Danse

Skinned de Mirjam Gurtner aux TANZTAGE BERLIN 2019

Skinned de Mirjam Gurtner aux TANZTAGE BERLIN 2019

12 janvier 2019 | PAR Nicolas Chaplain

Exigence, découverte et diversité définissent bien les choix artistiques du Festival de danse contemporaine TANZTAGE BERLIN qui propose aux Sophiensaele du 9 au 19 janvier des spectacles, des lectures-performances et des rencontres. De jeunes artistes dont la majorité sont des femmes constituent la programmation de cette 28e édition. Le soir de l’ouverture, Mirjam Gurtner présentait sa pièce Skinned.

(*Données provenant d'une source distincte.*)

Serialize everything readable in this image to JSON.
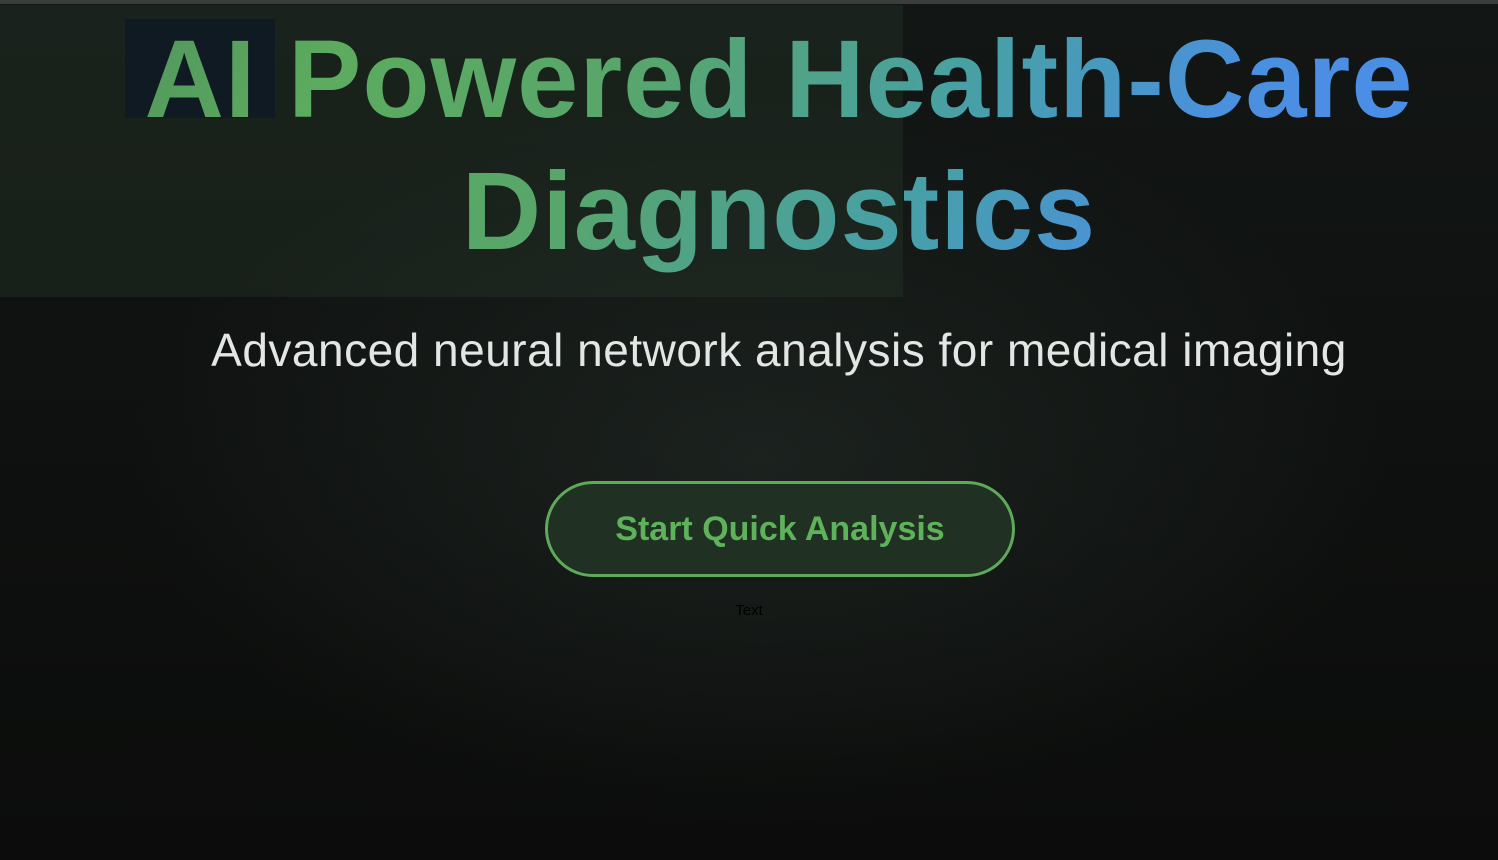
{
  "hero": {
    "title_word_1": "AI",
    "title_rest_line_1": "Powered Health-Care",
    "title_line_2": "Diagnostics",
    "subtitle": "Advanced neural network analysis for medical imaging"
  },
  "cta": {
    "label": "Start Quick Analysis"
  },
  "placeholder_text": "Text",
  "colors": {
    "background": "#0c0e0d",
    "title_gradient_start": "#5cab5f",
    "title_gradient_end": "#4a8df0",
    "button_border": "#5ea95a",
    "button_text": "#5eb25a",
    "subtitle": "#e3e6e4"
  }
}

Le festival TANZTAGE BERLIN n’est pas un festival de têtes d’affiche et très diverses sont les propositions : hip hop, acrobatie, danse conceptuelle, danse du monde… Les Sophiensaele sont un lieu de production et de représentations pour le théâtre indépendant situé dans le centre de Berlin dans des bâtiments industriels anciennement occupés par des artisans. C’est aussi le lieu dans lequel créait Sasha Waltz dans les années 90.

La jeune danseuse et chorégraphe Mirjam Gurtner se forme et travaille à Bâle, Vienne (opéra) et Londres. Skinned est une courte pièce donnée au plus près du public. Les spectateurs sont assis par terre dans un dispositif tri-frontal autour d’un espace rectangulaire. Les trois danseuses et le danseur passent au milieu des spectateurs, les frôle ou les bouscule pour entrer et sortir de cet espace. Le travail chorégraphique et dramaturgique s’articule autour des notions de lâcher-prise et vulnérabilité. Les interprètes sont amenés à ne pas contrôler leur propre corps, ni le résultat de cette performance. Ainsi, chacun semble libre d’improviser, de construire une série de mouvements seul ou à plusieurs, d’intervenir et de bouleverser le geste d’un autre.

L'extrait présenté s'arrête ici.